La société cliente avait confié la maintenance de son serveur de sauvegarde à un autre société.

Après une opération de maintenance, la cliente s'est aperçue que l'ensemble des données stockées sur son serveur principal avait été effacées.

Plusieurs tentatives de restauration sont restées infructueuses : il s'est avéré que le serveur de sauvegarde était en panne depuis plusieurs mois.

La société cliente a donc assigné son prestataire devant le tribunal de commerce de Nanterre afin d'obtenir réparation du préjudice subi du fait de la perte de ses données.

Selon la demanderesse, le prestataire aurait dû s'assurer, avant le début de l'opération de maintenance, que les sauvevardes avaient bien été effectuées.
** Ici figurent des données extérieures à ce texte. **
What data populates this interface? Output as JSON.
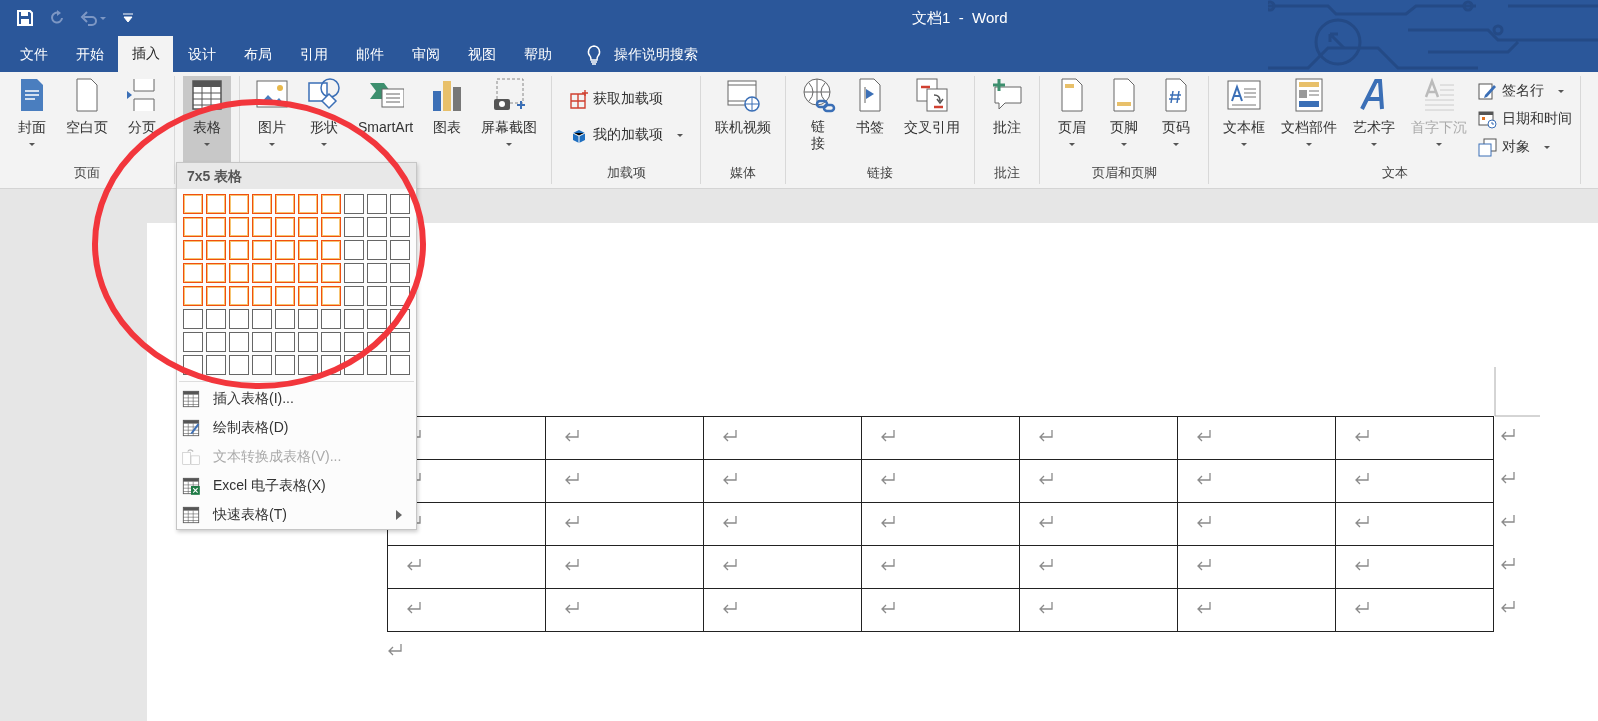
{
  "window": {
    "title": "文档1  -  Word"
  },
  "tabs": [
    {
      "label": "文件",
      "selected": false
    },
    {
      "label": "开始",
      "selected": false
    },
    {
      "label": "插入",
      "selected": true
    },
    {
      "label": "设计",
      "selected": false
    },
    {
      "label": "布局",
      "selected": false
    },
    {
      "label": "引用",
      "selected": false
    },
    {
      "label": "邮件",
      "selected": false
    },
    {
      "label": "审阅",
      "selected": false
    },
    {
      "label": "视图",
      "selected": false
    },
    {
      "label": "帮助",
      "selected": false
    }
  ],
  "tell_me": {
    "placeholder": "操作说明搜索"
  },
  "ribbon_groups": [
    {
      "label": "页面",
      "buttons": [
        {
          "label": "封面",
          "kind": "large",
          "dropdown": true,
          "pressed": false,
          "disabled": false
        },
        {
          "label": "空白页",
          "kind": "large",
          "dropdown": false,
          "pressed": false,
          "disabled": false
        },
        {
          "label": "分页",
          "kind": "large",
          "pressed": false,
          "disabled": false
        }
      ]
    },
    {
      "buttons": [
        {
          "label": "表格",
          "kind": "large",
          "dropdown": true,
          "pressed": true,
          "disabled": false
        }
      ]
    },
    {
      "buttons": [
        {
          "label": "图片",
          "kind": "large",
          "dropdown": true,
          "pressed": false,
          "disabled": false
        },
        {
          "label": "形状",
          "kind": "large",
          "dropdown": true,
          "pressed": false,
          "disabled": false
        },
        {
          "label": "SmartArt",
          "kind": "large",
          "dropdown": false,
          "pressed": false,
          "disabled": false
        },
        {
          "label": "图表",
          "kind": "large",
          "dropdown": false,
          "pressed": false,
          "disabled": false
        },
        {
          "label": "屏幕截图",
          "kind": "large",
          "dropdown": true,
          "pressed": false,
          "disabled": false
        }
      ]
    },
    {
      "label": "加载项",
      "buttons": [
        {
          "label": "获取加载项",
          "kind": "small",
          "dropdown": false,
          "pressed": false,
          "disabled": false
        },
        {
          "label": "我的加载项",
          "kind": "small",
          "dropdown": true,
          "pressed": false,
          "disabled": false
        }
      ]
    },
    {
      "label": "媒体",
      "buttons": [
        {
          "label": "联机视频",
          "kind": "large",
          "dropdown": false,
          "pressed": false,
          "disabled": false
        }
      ]
    },
    {
      "label": "链接",
      "buttons": [
        {
          "label": "链接",
          "kind": "large",
          "dropdown": false,
          "pressed": false,
          "disabled": false
        },
        {
          "label": "书签",
          "kind": "large",
          "dropdown": false,
          "pressed": false,
          "disabled": false
        },
        {
          "label": "交叉引用",
          "kind": "large",
          "dropdown": false,
          "pressed": false,
          "disabled": false
        }
      ]
    },
    {
      "label": "批注",
      "buttons": [
        {
          "label": "批注",
          "kind": "large",
          "dropdown": false,
          "pressed": false,
          "disabled": false
        }
      ]
    },
    {
      "label": "页眉和页脚",
      "buttons": [
        {
          "label": "页眉",
          "kind": "large",
          "dropdown": true,
          "pressed": false,
          "disabled": false
        },
        {
          "label": "页脚",
          "kind": "large",
          "dropdown": true,
          "pressed": false,
          "disabled": false
        },
        {
          "label": "页码",
          "kind": "large",
          "dropdown": true,
          "pressed": false,
          "disabled": false
        }
      ]
    },
    {
      "label": "文本",
      "buttons": [
        {
          "label": "文本框",
          "kind": "large",
          "dropdown": true,
          "pressed": false,
          "disabled": false
        },
        {
          "label": "文档部件",
          "kind": "large",
          "dropdown": true,
          "pressed": false,
          "disabled": false
        },
        {
          "label": "艺术字",
          "kind": "large",
          "dropdown": true,
          "pressed": false,
          "disabled": false
        },
        {
          "label": "首字下沉",
          "kind": "large",
          "dropdown": true,
          "pressed": false,
          "disabled": true
        },
        {
          "label": "签名行",
          "kind": "small",
          "dropdown": true,
          "pressed": false,
          "disabled": false
        },
        {
          "label": "日期和时间",
          "kind": "small",
          "dropdown": false,
          "pressed": false,
          "disabled": false
        },
        {
          "label": "对象",
          "kind": "small",
          "dropdown": true,
          "pressed": false,
          "disabled": false
        }
      ]
    }
  ],
  "table_menu": {
    "header": "7x5 表格",
    "grid": [
      {
        "cells": [
          {
            "selected": true
          },
          {
            "selected": true
          },
          {
            "selected": true
          },
          {
            "selected": true
          },
          {
            "selected": true
          },
          {
            "selected": true
          },
          {
            "selected": true
          },
          {
            "selected": false
          },
          {
            "selected": false
          },
          {
            "selected": false
          }
        ]
      },
      {
        "cells": [
          {
            "selected": true
          },
          {
            "selected": true
          },
          {
            "selected": true
          },
          {
            "selected": true
          },
          {
            "selected": true
          },
          {
            "selected": true
          },
          {
            "selected": true
          },
          {
            "selected": false
          },
          {
            "selected": false
          },
          {
            "selected": false
          }
        ]
      },
      {
        "cells": [
          {
            "selected": true
          },
          {
            "selected": true
          },
          {
            "selected": true
          },
          {
            "selected": true
          },
          {
            "selected": true
          },
          {
            "selected": true
          },
          {
            "selected": true
          },
          {
            "selected": false
          },
          {
            "selected": false
          },
          {
            "selected": false
          }
        ]
      },
      {
        "cells": [
          {
            "selected": true
          },
          {
            "selected": true
          },
          {
            "selected": true
          },
          {
            "selected": true
          },
          {
            "selected": true
          },
          {
            "selected": true
          },
          {
            "selected": true
          },
          {
            "selected": false
          },
          {
            "selected": false
          },
          {
            "selected": false
          }
        ]
      },
      {
        "cells": [
          {
            "selected": true
          },
          {
            "selected": true
          },
          {
            "selected": true
          },
          {
            "selected": true
          },
          {
            "selected": true
          },
          {
            "selected": true
          },
          {
            "selected": true
          },
          {
            "selected": false
          },
          {
            "selected": false
          },
          {
            "selected": false
          }
        ]
      },
      {
        "cells": [
          {
            "selected": false
          },
          {
            "selected": false
          },
          {
            "selected": false
          },
          {
            "selected": false
          },
          {
            "selected": false
          },
          {
            "selected": false
          },
          {
            "selected": false
          },
          {
            "selected": false
          },
          {
            "selected": false
          },
          {
            "selected": false
          }
        ]
      },
      {
        "cells": [
          {
            "selected": false
          },
          {
            "selected": false
          },
          {
            "selected": false
          },
          {
            "selected": false
          },
          {
            "selected": false
          },
          {
            "selected": false
          },
          {
            "selected": false
          },
          {
            "selected": false
          },
          {
            "selected": false
          },
          {
            "selected": false
          }
        ]
      },
      {
        "cells": [
          {
            "selected": false
          },
          {
            "selected": false
          },
          {
            "selected": false
          },
          {
            "selected": false
          },
          {
            "selected": false
          },
          {
            "selected": false
          },
          {
            "selected": false
          },
          {
            "selected": false
          },
          {
            "selected": false
          },
          {
            "selected": false
          }
        ]
      }
    ],
    "items": [
      {
        "label": "插入表格(I)...",
        "disabled": false,
        "submenu": false
      },
      {
        "label": "绘制表格(D)",
        "disabled": false,
        "submenu": false
      },
      {
        "label": "文本转换成表格(V)...",
        "disabled": true,
        "submenu": false
      },
      {
        "label": "Excel 电子表格(X)",
        "disabled": false,
        "submenu": false
      },
      {
        "label": "快速表格(T)",
        "disabled": false,
        "submenu": true
      }
    ]
  },
  "document": {
    "table": {
      "rows": [
        {
          "cells": [
            {
              "kind": "paragraph_mark"
            },
            {
              "kind": "paragraph_mark"
            },
            {
              "kind": "paragraph_mark"
            },
            {
              "kind": "paragraph_mark"
            },
            {
              "kind": "paragraph_mark"
            },
            {
              "kind": "paragraph_mark"
            },
            {
              "kind": "paragraph_mark"
            }
          ]
        },
        {
          "cells": [
            {
              "kind": "paragraph_mark"
            },
            {
              "kind": "paragraph_mark"
            },
            {
              "kind": "paragraph_mark"
            },
            {
              "kind": "paragraph_mark"
            },
            {
              "kind": "paragraph_mark"
            },
            {
              "kind": "paragraph_mark"
            },
            {
              "kind": "paragraph_mark"
            }
          ]
        },
        {
          "cells": [
            {
              "kind": "paragraph_mark"
            },
            {
              "kind": "paragraph_mark"
            },
            {
              "kind": "paragraph_mark"
            },
            {
              "kind": "paragraph_mark"
            },
            {
              "kind": "paragraph_mark"
            },
            {
              "kind": "paragraph_mark"
            },
            {
              "kind": "paragraph_mark"
            }
          ]
        },
        {
          "cells": [
            {
              "kind": "paragraph_mark"
            },
            {
              "kind": "paragraph_mark"
            },
            {
              "kind": "paragraph_mark"
            },
            {
              "kind": "paragraph_mark"
            },
            {
              "kind": "paragraph_mark"
            },
            {
              "kind": "paragraph_mark"
            },
            {
              "kind": "paragraph_mark"
            }
          ]
        },
        {
          "cells": [
            {
              "kind": "paragraph_mark"
            },
            {
              "kind": "paragraph_mark"
            },
            {
              "kind": "paragraph_mark"
            },
            {
              "kind": "paragraph_mark"
            },
            {
              "kind": "paragraph_mark"
            },
            {
              "kind": "paragraph_mark"
            },
            {
              "kind": "paragraph_mark"
            }
          ]
        }
      ]
    },
    "after_table": {
      "kind": "paragraph_mark"
    }
  },
  "annotations": [
    {
      "kind": "circle"
    }
  ]
}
Le tribunal rejete cet argument : cela ne faisait pas partie des obligations du prestataire, le client ayant même recours à un tiers pour les opérations de sauvegarde.

On ne peut donc pas condamner le prestataire du fait de la panne du second serveur et de l'impossibilité de restaurer les données.
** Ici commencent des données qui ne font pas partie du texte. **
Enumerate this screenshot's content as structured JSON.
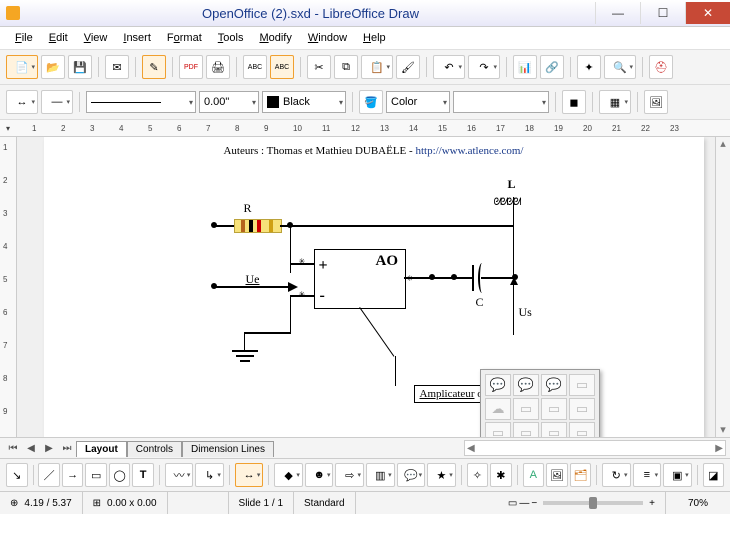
{
  "window": {
    "title": "OpenOffice (2).sxd - LibreOffice Draw"
  },
  "menu": {
    "file": "File",
    "edit": "Edit",
    "view": "View",
    "insert": "Insert",
    "format": "Format",
    "tools": "Tools",
    "modify": "Modify",
    "window": "Window",
    "help": "Help"
  },
  "linebar": {
    "width": "0.00\"",
    "color_name": "Black",
    "fill_label": "Color"
  },
  "hruler": [
    "1",
    "2",
    "3",
    "4",
    "5",
    "6",
    "7",
    "8",
    "9",
    "10",
    "11",
    "12",
    "13",
    "14",
    "15",
    "16",
    "17",
    "18",
    "19",
    "20",
    "21",
    "22",
    "23"
  ],
  "vruler": [
    "1",
    "2",
    "3",
    "4",
    "5",
    "6",
    "7",
    "8",
    "9"
  ],
  "page": {
    "credit_prefix": "Auteurs : Thomas et Mathieu DUBAËLE - ",
    "credit_link": "http://www.atlence.com/"
  },
  "circuit": {
    "R": "R",
    "L": "L",
    "C": "C",
    "Ue": "Ue",
    "Us": "Us",
    "AO": "AO",
    "plus": "+",
    "minus": "-",
    "callout_a": "Amplicateur",
    "callout_b": " opérationnel"
  },
  "tabs": {
    "layout": "Layout",
    "controls": "Controls",
    "dimension": "Dimension Lines"
  },
  "status": {
    "pos_icon": "⊕",
    "pos": "4.19 / 5.37",
    "size_icon": "⊞",
    "size": "0.00 x 0.00",
    "slide": "Slide 1 / 1",
    "mode": "Standard",
    "zoom": "70%"
  }
}
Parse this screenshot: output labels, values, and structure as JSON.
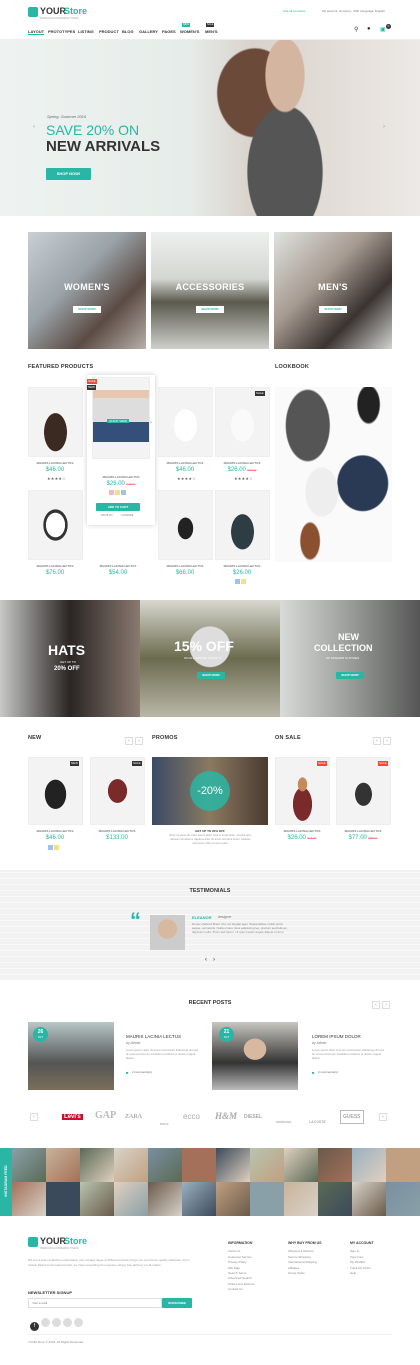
{
  "header": {
    "logo_main": "YOUR",
    "logo_accent": "Store",
    "tagline": "premium ecommerce theme",
    "top_links": [
      "Add all countries",
      "My account",
      "Currency: USD",
      "Language: English"
    ],
    "cart_count": "0",
    "nav": [
      {
        "label": "LAYOUT",
        "active": true
      },
      {
        "label": "PROTOTYPES"
      },
      {
        "label": "LISTING"
      },
      {
        "label": "PRODUCT"
      },
      {
        "label": "BLOG"
      },
      {
        "label": "GALLERY"
      },
      {
        "label": "PAGES"
      },
      {
        "label": "WOMEN'S",
        "badge": "NEW"
      },
      {
        "label": "MEN'S",
        "badge": "SALE"
      }
    ]
  },
  "hero": {
    "eyebrow": "Spring -Summer 2016",
    "line1": "SAVE 20% ON",
    "line2": "NEW ARRIVALS",
    "button": "SHOP NOW!"
  },
  "categories": [
    {
      "label": "WOMEN'S",
      "button": "SHOP NOW!"
    },
    {
      "label": "ACCESSORIES",
      "button": "SHOP NOW!"
    },
    {
      "label": "MEN'S",
      "button": "SHOP NOW!"
    }
  ],
  "featured": {
    "title": "FEATURED PRODUCTS",
    "row1": [
      {
        "name": "MAURIS LACINIA LECTUS",
        "price": "$46.00"
      },
      {
        "name": "MAURIS LACINIA LECTUS",
        "price": "$26.00",
        "old": "$48.00",
        "quick": "QUICK VIEW",
        "button": "ADD TO CART",
        "wish": "WISHLIST",
        "compare": "COMPARE",
        "badge1": "SALE",
        "badge2": "NEW"
      },
      {
        "name": "MAURIS LACINIA LECTUS",
        "price": "$46.00"
      },
      {
        "name": "MAURIS LACINIA LECTUS",
        "price": "$26.00",
        "old": "$48.00",
        "badge1": "SALE"
      }
    ],
    "row2": [
      {
        "name": "MAURIS LACINIA LECTUS",
        "price": "$76.00"
      },
      {
        "name": "MAURIS LACINIA LECTUS",
        "price": "$54.00"
      },
      {
        "name": "MAURIS LACINIA LECTUS",
        "price": "$66.00"
      },
      {
        "name": "MAURIS LACINIA LECTUS",
        "price": "$26.00"
      }
    ]
  },
  "lookbook": {
    "title": "LOOKBOOK"
  },
  "promo_banners": [
    {
      "title": "HATS",
      "sub1": "GET UP TO",
      "sub2": "20% OFF"
    },
    {
      "title": "15% OFF",
      "sub": "ON ALL WINTER JACKETS",
      "button": "SHOP NOW!"
    },
    {
      "title1": "NEW",
      "title2": "COLLECTION",
      "sub": "OF FASHION CLOTHES",
      "button": "SHOP NOW!"
    }
  ],
  "new": {
    "title": "NEW",
    "items": [
      {
        "name": "MAURIS LACINIA LECTUS",
        "price": "$46.00",
        "badge": "NEW"
      },
      {
        "name": "MAURIS LACINIA LECTUS",
        "price": "$133.00",
        "badge": "SALE"
      }
    ]
  },
  "promos": {
    "title": "PROMOS",
    "badge": "-20%",
    "caption": "GET UP TO 20% OFF",
    "text": "Dolor sit amet elit. Nam ipsum dolor. Sed ut turpis dolor, suscipit quis. Aenean vel tellus a, dapibus dolor sit amet, tincidunt lorem. Aliquam sed ipsum dolor sit amet justo."
  },
  "on_sale": {
    "title": "ON SALE",
    "items": [
      {
        "name": "MAURIS LACINIA LECTUS",
        "price": "$26.00",
        "old": "$48.00",
        "badge": "SALE"
      },
      {
        "name": "MAURIS LACINIA LECTUS",
        "price": "$77.00",
        "old": "$88.00",
        "badge": "SALE"
      }
    ]
  },
  "testimonials": {
    "title": "TESTIMONIALS",
    "name": "ELEANOR",
    "role": "designer",
    "quote": "Donec eleifend libero nisi, vel feugiat eget. Suspendisse mollis porta augue, vel iaculis. Nulla ornare risus adipiscing leo, pretium sed felis ac, dignissim odio. Proin sed lorem. Ut quis mauris augue aliquet et arcu."
  },
  "recent_posts": {
    "title": "RECENT POSTS",
    "posts": [
      {
        "day": "26",
        "month": "OCT",
        "title": "MAURIS LACINIA LECTUS",
        "by": "by Admin",
        "text": "Lorem ipsum dolor sit amet consectetur adipiscing elit sed do eiusmod tempor incididunt ut labore et dolore magna aliqua.",
        "comments": "2 comments(s)"
      },
      {
        "day": "21",
        "month": "OCT",
        "title": "LOREM IPSUM DOLOR",
        "by": "by Admin",
        "text": "Lorem ipsum dolor sit amet consectetur adipiscing elit sed do eiusmod tempor incididunt ut labore et dolore magna aliqua.",
        "comments": "2 comments(s)"
      }
    ]
  },
  "brands": [
    "Levi's",
    "GAP",
    "ZARA",
    "POLO",
    "ecco",
    "H&M",
    "DIESEL",
    "OSHKOSH",
    "LACOSTE",
    "GUESS"
  ],
  "instagram": {
    "label": "INSTAGRAM FEED"
  },
  "footer": {
    "logo_main": "YOUR",
    "logo_accent": "Store",
    "tagline": "premium ecommerce theme",
    "about": "We are a team of fashion enthusiasts. Our curated range of different brands brings you a premium quality wardrobe. From classic basics to the latest trends, we have something for everyone. Enjoy free delivery on all orders.",
    "newsletter_title": "NEWSLETTER SIGNUP",
    "newsletter_placeholder": "Your e-mail",
    "newsletter_button": "SUBSCRIBE",
    "cols": [
      {
        "title": "INFORMATION",
        "items": [
          "About Us",
          "Customer Service",
          "Privacy Policy",
          "Site Map",
          "Search Terms",
          "Advanced Search",
          "Orders and Returns",
          "Contact Us"
        ]
      },
      {
        "title": "WHY BUY FROM US",
        "items": [
          "Shipping & Returns",
          "Secure Shopping",
          "International Shipping",
          "Affiliates",
          "Group Sales"
        ]
      },
      {
        "title": "MY ACCOUNT",
        "items": [
          "Sign In",
          "View Cart",
          "My Wishlist",
          "Track My Order",
          "Help"
        ]
      }
    ],
    "copyright": "YOUR Store © 2016. All Rights Reserved."
  },
  "colors": {
    "accent": "#29b6a5",
    "sale": "#e74c3c"
  }
}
En revanche, le tribunal fait un constat qui relèverait presque de l'évidence : puisque les données était présentes sur le serveur avant la maintenance, et qu'elles n'y était plus présentes après ces opérations, alors leur suppression est imputable au prestataire.

Il y a donc bien une faute de la part du prestataire. Et cette faute engage sa responsabilité.
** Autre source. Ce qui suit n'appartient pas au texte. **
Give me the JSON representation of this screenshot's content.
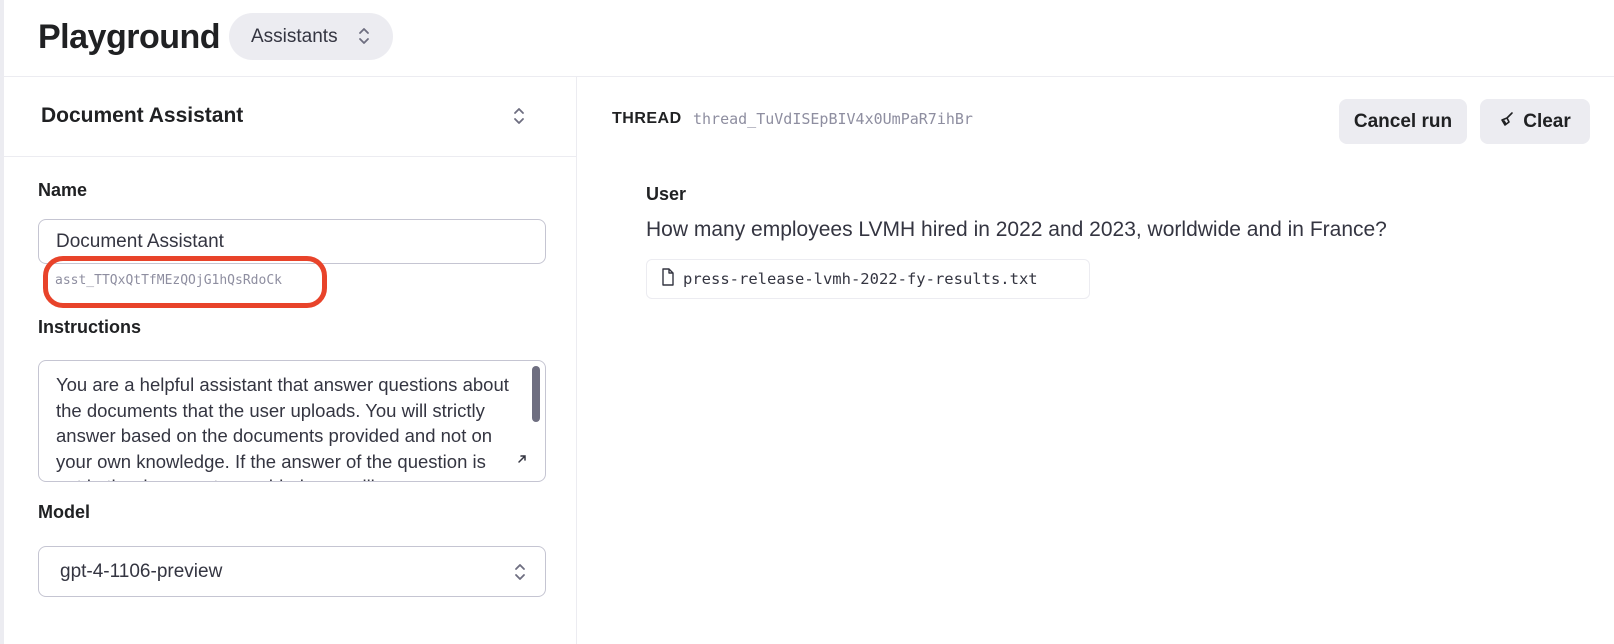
{
  "header": {
    "title": "Playground",
    "mode_selector": {
      "value": "Assistants"
    }
  },
  "assistant": {
    "selected_name": "Document Assistant",
    "name_label": "Name",
    "name_value": "Document Assistant",
    "id": "asst_TTQxQtTfMEzQOjG1hQsRdoCk",
    "instructions_label": "Instructions",
    "instructions": "You are a helpful assistant that answer questions about the documents that the user uploads. You will strictly answer based on the documents provided and not on your own knowledge. If the answer of the question is not in the documents provided, you will",
    "model_label": "Model",
    "model_value": "gpt-4-1106-preview"
  },
  "thread": {
    "label": "THREAD",
    "id": "thread_TuVdISEpBIV4x0UmPaR7ihBr",
    "cancel_button": "Cancel run",
    "clear_button": "Clear"
  },
  "messages": [
    {
      "role": "User",
      "text": "How many employees LVMH hired in 2022 and 2023, worldwide and in France?",
      "attachment": "press-release-lvmh-2022-fy-results.txt"
    }
  ],
  "colors": {
    "highlight": "#e8432a",
    "button_bg": "#ececf1",
    "border": "#c5c5d2",
    "muted_text": "#8e8ea0"
  },
  "icons": {
    "select_chevron": "chevron-up-down-icon",
    "clear": "broom-icon",
    "attachment": "file-icon",
    "resize": "expand-icon"
  }
}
Toutefois, et malgré l'évidence du lien de cause à effet entre l'intervention du prestataire et la "disparition" des données, le tribunal estime que la clause limitative de responsabilité demeure applicable.

Le client ne perçoit donc que l'indemnité contractuellement prévue, soit le montant des prestations payées conformément au forfait annuel.

On voit ici toute l'importance que peut revêtir une clause limitative de responsabilité dans les contrats informatiques.

Ces clauses, parfaitement valables entre professionnels, permettent aux prestataires informatiques de s'assurer que leur resonsabilité ne sera pas engagée au-delà d'un certain montant. En cela, elles ont un effet sécurisant.

Mais pour les clients, il convient d'adopter la plus grande vigilence lors de la signature du contrat, afin de connaître les conditions dans lesquelles l'indemnisation serait possible si une difficulté venait à survenir.

Mais le recours à l'assurance spécialisée semble bien le seul remède à disposition des entreprises pour atténuer l'effet couperet de ces clauses.